When progressives talk about business, I often get the feeling that they think successful enterprises just pop up naturally, like weeds in a vacant lot. They forget (or were never aware of) the talent, energy, and risk exposure that are entailed in creating and maintaining a thriving business, whether it's a mom-and-pop store or a publicly traded corporation.
Vice Chancellor Leo Strine, of the Delaware Court of Chancery, understands the challenges that entrepreneurs must overcome in trying to build the businesses that we all rely on for providing goods and services we need, as well as our livelihoods.

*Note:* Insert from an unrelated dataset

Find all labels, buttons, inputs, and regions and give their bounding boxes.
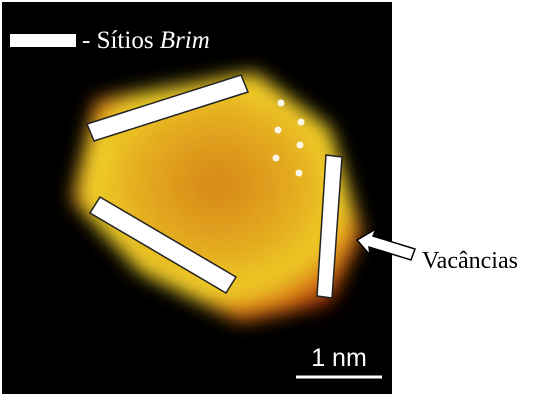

In an opinion that Vice Chancellor Strine issued yesterday, he held that a company will not be judicially dissolved "merely because [it] has not experienced a smooth glide to profitability or because events have not turned out exactly as [its] owners originally envisioned[.]" We have to assume that many businesses will face financial trouble:
[S]uch events are, of course, common in the risk-laden process of birthing new entities in the hope that they will become mature, profitable ventures.
I love the metaphor he uses here -- comparing the creation of a business to childbirth and child rearing. The process is risk laden. Dedicated, intelligent nurturing is needed for the new entity to become a mature venture that creates value.
(The case is In re Arrow Investment Advisors, LLC, C.A. No. 4091-VCS, slip op. at 6 (Del. Ch. April 23, 2009).)